It is, you see, one of the most massive disruptions and resets in human history. Decades from now, historians will try to describe it through the clues left behind. Diaries, news footage, reportage, data.
For the people living through it, it creates the odd sensation of being caught between the small and the vast. Small acts of daily life continue as if nothing had happened. Vast change sweeps everything in its path. Too many are missing from this chapter of recovery and new growth: they did not make it through the disruption. Too many hearts ache too deeply to participate fully, yet, in the reset.
Even those to whom loss did not come too closely, too directly, are changed. Journalists fill pages of their publications with stories about new, looser-fitting back to work wardrobes and high demand for comfort in the quotidian form of elastic waistbands.
Folk seem ready for a new loosening, a new commitment to comfort, and a step away from old structures that no longer fit our softer, rounder bodies.
Rosa is about to loosen the structure that has kept a core part of herself hidden for far too long. It is not the pandemic itself that makes her ready. As a nurse, she has been familiar with the touch of illness and death for a long time.
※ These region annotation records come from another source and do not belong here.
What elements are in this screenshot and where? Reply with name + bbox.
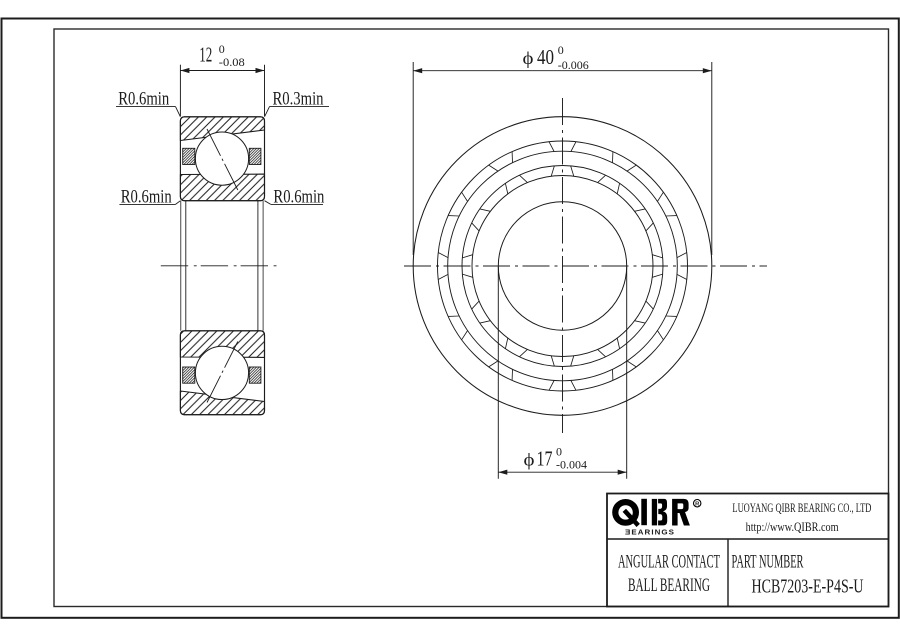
svg-text:ƎEARINGS: ƎEARINGS [625,528,675,537]
svg-text:12: 12 [199,43,212,67]
svg-text:-0.004: -0.004 [556,459,587,471]
svg-text:http://www.QIBR.com: http://www.QIBR.com [746,520,839,534]
svg-text:ANGULAR CONTACT: ANGULAR CONTACT [618,552,720,573]
svg-text:0: 0 [556,446,562,458]
svg-text:ϕ: ϕ [523,48,534,68]
svg-text:ϕ: ϕ [524,450,535,470]
svg-text:-0.08: -0.08 [219,57,245,69]
svg-text:HCB7203-E-P4S-U: HCB7203-E-P4S-U [752,576,864,598]
svg-text:17: 17 [537,446,553,470]
svg-text:0: 0 [219,44,225,56]
svg-text:LUOYANG QIBR BEARING CO., LTD: LUOYANG QIBR BEARING CO., LTD [732,501,871,515]
svg-text:PART NUMBER: PART NUMBER [732,552,804,573]
svg-text:0: 0 [558,45,564,57]
svg-text:BALL BEARING: BALL BEARING [628,575,710,596]
svg-text:-0.006: -0.006 [558,60,589,72]
svg-text:40: 40 [537,45,554,69]
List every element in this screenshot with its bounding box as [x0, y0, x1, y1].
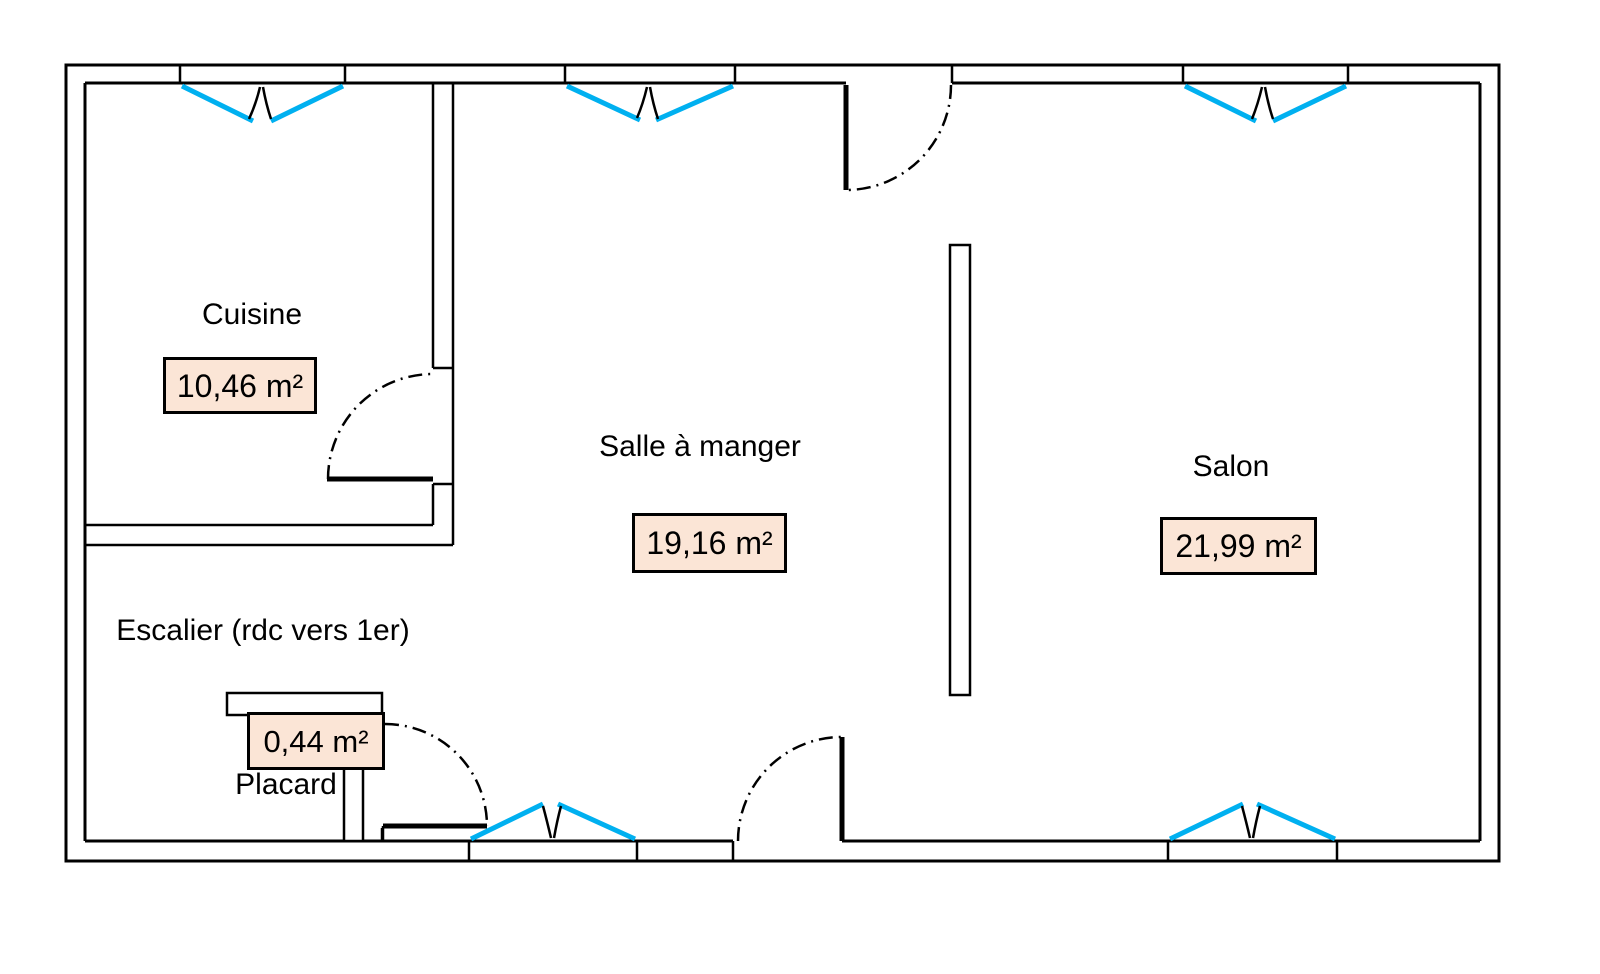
room-label-cuisine: Cuisine: [202, 300, 302, 330]
window-salle-a-manger-icon: [567, 86, 733, 120]
entrance-door-icon: [846, 85, 951, 190]
partition-wall: [950, 245, 970, 695]
window-salon-bottom-icon: [1170, 804, 1335, 839]
bottom-door-icon: [738, 737, 842, 841]
area-badge-salle-a-manger: 19,16 m²: [632, 513, 787, 573]
area-badge-placard: 0,44 m²: [247, 712, 385, 770]
room-label-salon: Salon: [1193, 452, 1270, 482]
cuisine-door-icon: [327, 374, 433, 479]
window-bottom-left-icon: [471, 804, 635, 839]
room-label-salle-a-manger: Salle à manger: [599, 432, 801, 462]
area-badge-cuisine: 10,46 m²: [163, 357, 317, 414]
window-cuisine-icon: [182, 86, 343, 121]
floor-plan: Cuisine Salle à manger Salon Escalier (r…: [0, 0, 1600, 974]
placard-door-icon: [383, 724, 487, 826]
window-salon-top-icon: [1185, 86, 1346, 121]
floor-plan-drawing: [0, 0, 1600, 974]
area-badge-salon: 21,99 m²: [1160, 517, 1317, 575]
room-label-escalier: Escalier (rdc vers 1er): [116, 616, 409, 646]
room-label-placard: Placard: [235, 770, 337, 800]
It is the tender care she received from people who had no reason to offer it to her: they were not her relatives, they were not paid. They saw someone in need and responded. She realizes that her experience with being ill and recovering forced her to accept care and kindness. It forced her to recognize the reality of acceptance itself.
And now she wants – no, she craves – acceptance for her whole self.
She meets Franny at the apartment, where she spent weeks recovering. Both vaccinated, they are able to share coffee, sweet treats, and conversation without their masks.
The fresh summer air, blown in through the open window, caresses Rosa’s entire face, a sensation as delicious as the taste of strong coffee and raspberry scone.